Neither of them moved nor said anything. Dale couldn’t react. There was nothing on Spencer’s face either. His lips were a thin line.
Dale tried to say something but nothing came out. He flirted with something profound, something that was fitting of the occasion, but all he could say was, “Hi, Spencer.” It came out piteously, like the dying putter of a lawn mower as it runs out of gas.
“Long time no see … Dale? That’s your name now, right?”
“That’s right. Dale Conley.”
Dale was encouraged. ‘Long time no see’ was something that the Spencer he knew years ago would not have said. It was far too casual, too easygoing. Plus, it looked like he’d been exercising. This was all encouraging. Dale always thought Spencer was a bright, good-looking kid. He just needed some confidence.

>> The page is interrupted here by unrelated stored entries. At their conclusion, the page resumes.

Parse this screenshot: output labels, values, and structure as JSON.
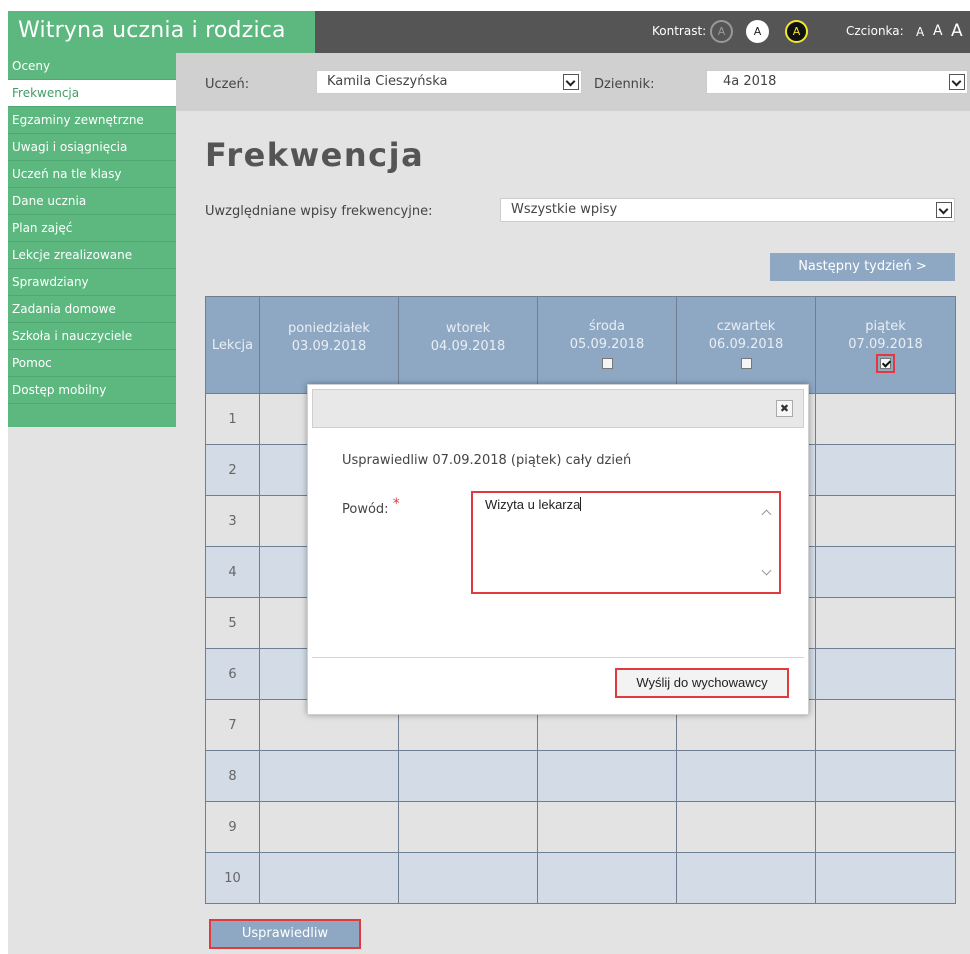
{
  "header": {
    "title": "Witryna ucznia i rodzica",
    "contrast_label": "Kontrast:",
    "contrast_options": [
      "A",
      "A",
      "A"
    ],
    "font_label": "Czcionka:",
    "font_sizes": [
      "A",
      "A",
      "A"
    ]
  },
  "sidebar": {
    "items": [
      {
        "label": "Oceny"
      },
      {
        "label": "Frekwencja",
        "active": true
      },
      {
        "label": "Egzaminy zewnętrzne"
      },
      {
        "label": "Uwagi i osiągnięcia"
      },
      {
        "label": "Uczeń na tle klasy"
      },
      {
        "label": "Dane ucznia"
      },
      {
        "label": "Plan zajęć"
      },
      {
        "label": "Lekcje zrealizowane"
      },
      {
        "label": "Sprawdziany"
      },
      {
        "label": "Zadania domowe"
      },
      {
        "label": "Szkoła i nauczyciele"
      },
      {
        "label": "Pomoc"
      },
      {
        "label": "Dostęp mobilny"
      }
    ]
  },
  "topbar": {
    "student_label": "Uczeń:",
    "student_value": "Kamila Cieszyńska",
    "journal_label": "Dziennik:",
    "journal_value": "4a 2018"
  },
  "main": {
    "title": "Frekwencja",
    "filter_label": "Uwzględniane wpisy frekwencyjne:",
    "filter_value": "Wszystkie wpisy",
    "next_week_label": "Następny tydzień >"
  },
  "table": {
    "lesson_header": "Lekcja",
    "days": [
      {
        "name": "poniedziałek",
        "date": "03.09.2018"
      },
      {
        "name": "wtorek",
        "date": "04.09.2018"
      },
      {
        "name": "środa",
        "date": "05.09.2018"
      },
      {
        "name": "czwartek",
        "date": "06.09.2018"
      },
      {
        "name": "piątek",
        "date": "07.09.2018"
      }
    ],
    "lessons": [
      "1",
      "2",
      "3",
      "4",
      "5",
      "6",
      "7",
      "8",
      "9",
      "10"
    ]
  },
  "justify_button": "Usprawiedliw",
  "modal": {
    "message": "Usprawiedliw 07.09.2018 (piątek) cały dzień",
    "reason_label": "Powód:",
    "required_mark": "*",
    "reason_value": "Wizyta u lekarza",
    "send_label": "Wyślij do wychowawcy",
    "close_glyph": "✖"
  },
  "colors": {
    "brand_green": "#5cb87f",
    "header_dark": "#555555",
    "table_header": "#8ea8c4",
    "highlight_red": "#e0393e"
  }
}
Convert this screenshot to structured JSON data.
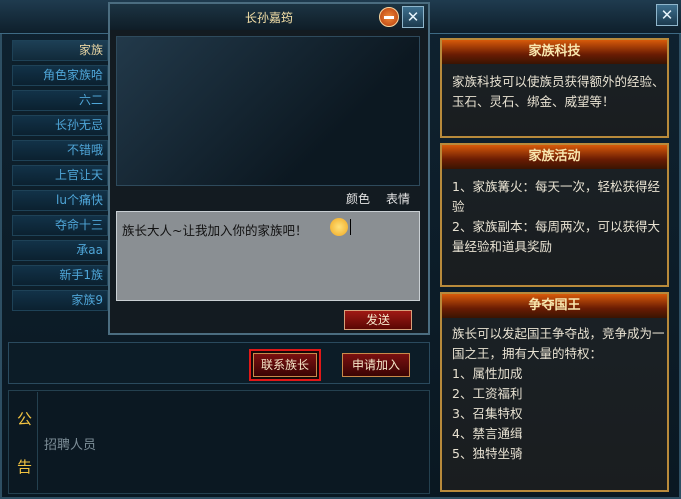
{
  "window": {
    "close_icon": "✕"
  },
  "members": [
    "家族",
    "角色家族哈",
    "六二",
    "长孙无忌",
    "不错哦",
    "上官让天",
    "lu个痛快",
    "夺命十三",
    "承aa",
    "新手1族",
    "家族9"
  ],
  "buttons": {
    "contact_leader": "联系族长",
    "apply_join": "申请加入"
  },
  "notice": {
    "title_char_1": "公",
    "title_char_2": "告",
    "text": "招聘人员"
  },
  "dialog": {
    "title": "长孙嘉筠",
    "close_icon": "✕",
    "tool_color": "颜色",
    "tool_emoji": "表情",
    "input_text": "族长大人~让我加入你的家族吧！",
    "send": "发送"
  },
  "panels": [
    {
      "title": "家族科技",
      "text": "家族科技可以使族员获得额外的经验、玉石、灵石、绑金、威望等！"
    },
    {
      "title": "家族活动",
      "lines": [
        "1、家族篝火：每天一次，轻松获得经验",
        "2、家族副本：每周两次，可以获得大量经验和道具奖励"
      ]
    },
    {
      "title": "争夺国王",
      "lines": [
        "族长可以发起国王争夺战，竞争成为一国之王，拥有大量的特权：",
        "1、属性加成",
        "2、工资福利",
        "3、召集特权",
        "4、禁言通缉",
        "5、独特坐骑"
      ]
    }
  ]
}
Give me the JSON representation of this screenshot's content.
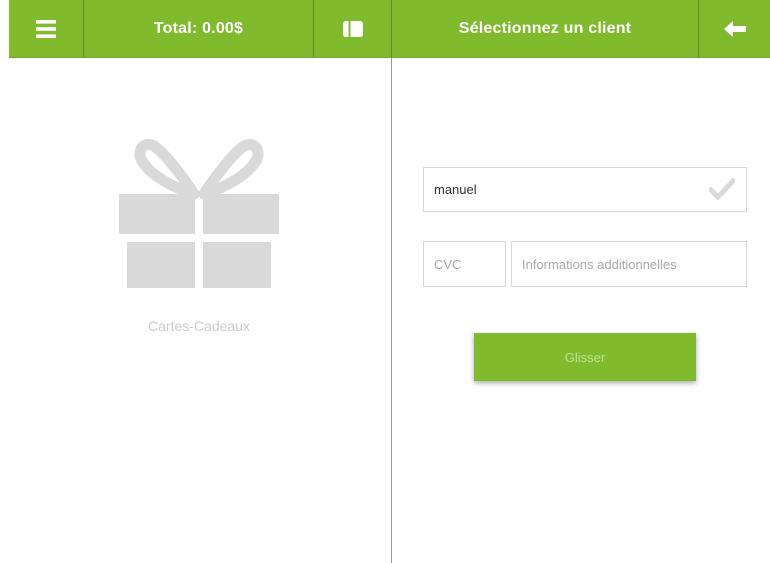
{
  "header": {
    "total_label": "Total: 0.00$",
    "title": "Sélectionnez un client"
  },
  "gift_section": {
    "label": "Cartes-Cadeaux"
  },
  "form": {
    "client_value": "manuel",
    "cvc_placeholder": "CVC",
    "info_placeholder": "Informations additionnelles",
    "swipe_label": "Glisser"
  },
  "colors": {
    "accent": "#7fbb2c",
    "icon_gray": "#d9d9d9"
  },
  "icons": {
    "menu": "hamburger-menu-icon",
    "card": "card-icon",
    "back": "arrow-left-icon",
    "gift": "gift-icon",
    "check": "checkmark-icon"
  }
}
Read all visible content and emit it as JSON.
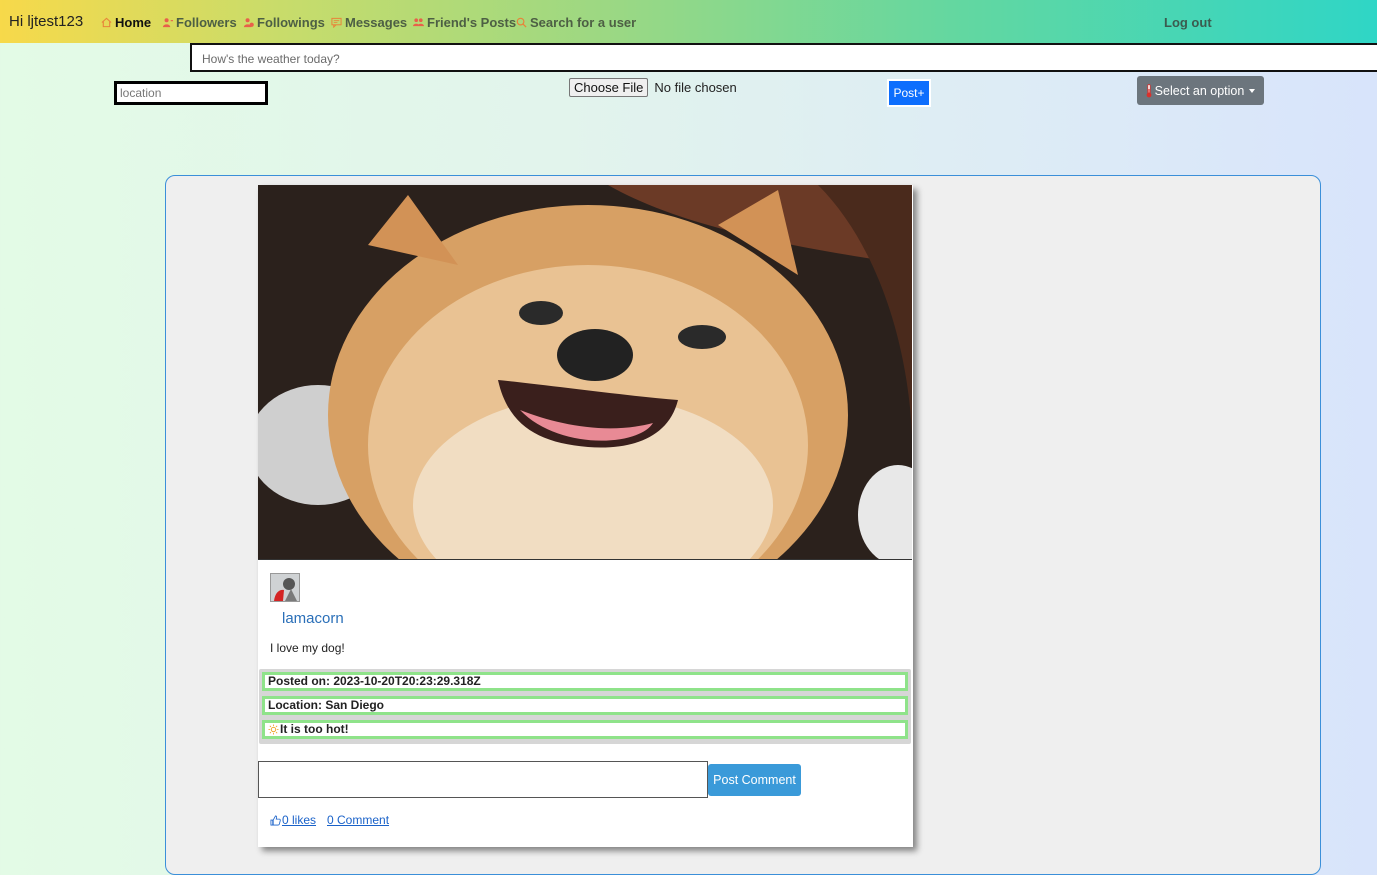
{
  "nav": {
    "brand": "Hi ljtest123",
    "items": [
      {
        "label": "Home",
        "icon": "home-icon"
      },
      {
        "label": "Followers",
        "icon": "person-icon"
      },
      {
        "label": "Followings",
        "icon": "person-add-icon"
      },
      {
        "label": "Messages",
        "icon": "message-icon"
      },
      {
        "label": "Friend's Posts",
        "icon": "people-icon"
      },
      {
        "label": "Search for a user",
        "icon": "search-icon"
      }
    ],
    "logout": "Log out"
  },
  "composer": {
    "post_placeholder": "How's the weather today?",
    "location_placeholder": "location",
    "choose_file_label": "Choose File",
    "file_status": "No file chosen",
    "post_button": "Post+",
    "select_label": "Select an option",
    "select_icon": "thermometer-icon"
  },
  "post": {
    "username": "lamacorn",
    "content": "I love my dog!",
    "posted_on": "Posted on: 2023-10-20T20:23:29.318Z",
    "location": "Location: San Diego",
    "weather_note": "It is too hot!",
    "weather_icon": "sun-icon",
    "comment_button": "Post Comment",
    "likes": "0 likes",
    "comments": "0 Comment"
  },
  "colors": {
    "accent_blue": "#0d6efd",
    "comment_button": "#3a9ad9",
    "info_border": "#8fe38a",
    "select_button": "#6c757d"
  }
}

When he and Vance gave him a hard time, called him the “whipping boy,” it was all good-natured. They wanted to help the kid. He was smart, and he had a good heart. Dale knew that both of these things could easily get him eaten alive in the real world.
“Well, come on in, Dale.” Spencer opened the door wider and walked into his office. He leaned against his desk, folding his arms across his chest and crossing his legs. “What are you doing here?”
Again, Dale hesitated. “I’m working a mass abduction case I think might have a connection back to the CAE. I know this is incredibly awkward, but I need to ask you something.”
“Shoot.”
“When you were helping me with the background research on the CAE, do you remember anything about the connection with Camden Marshall?”